Uefa has guaranteed more places for clubs from Europe’s top football leagues in the Champions League, in response to growing pressure to reform the continent’s premier club tournament and boost its appeal to broadcasters.

From the 2018/19 season, the top four leagues in Europe – currently England, Italy, Spain and Germany – will be guaranteed four places each in the Champions League group stages. Currently the top three leagues receive three guaranteed spots plus a chance for an additional team to qualify through playoffs. This effectively means there will be fewer places available for teams from the rest of Europe.

However, Uefa described the changes as “an evolution not a revolution,” and stressed that clubs from all associations will still be able to qualify for the competition.

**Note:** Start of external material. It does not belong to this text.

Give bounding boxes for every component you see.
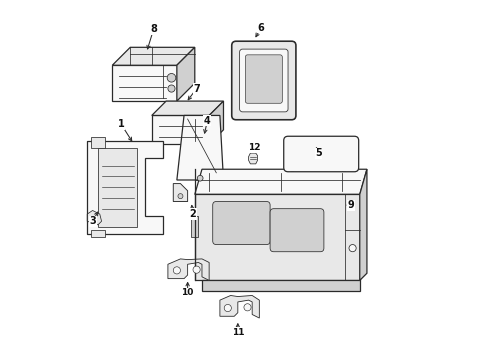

In an attempt to head off expected criticism over the changes, Uefa released a Q&A alongside the announcement to address questions such whether “the new format will only see bigger clubs from bigger countries getting richer and richer”.

It said “all clubs will receive more money for sporting success and less for just being in a large television market,” and increased payments to clubs who are knocked out in the qualifying phase.

Theodore Theodoridis, Uefa interim general secretary, said:

The evolution of UEFA’s club competitions is the result of a wide-ranging consultative process involving all stakeholders and taking into account a wide range of expertise and perspectives.

The amendments made will continue to ensure qualification based on sporting merit, and the right of all associations and their clubs to compete in Europe’s elite club competitions.

We are happy that European football remains united behind the concepts of solidarity, fair competition, fair distribution and good governance.

Europe’s governing body for the sport has been under pressure to reform the tournament to increase the amount of money it generates from television rights.

A recent report by consultants Oliver & Ohlbaum encouraged Uefa to reduce the number of teams in the tournament to make it more appealing to broadcasters. The study said Uefa risks a breakaway by the continent’s biggest clubs unless it implements “immediate” and “radical” reforms.

In July the Financial Times reported that Dalian Wanda Group, the property and entertainment conglomerate run by China’s richest man, Wang Jianlin, was backing plans to launch a rival competition which would guarantee more places for Europe’s heavyweight teams.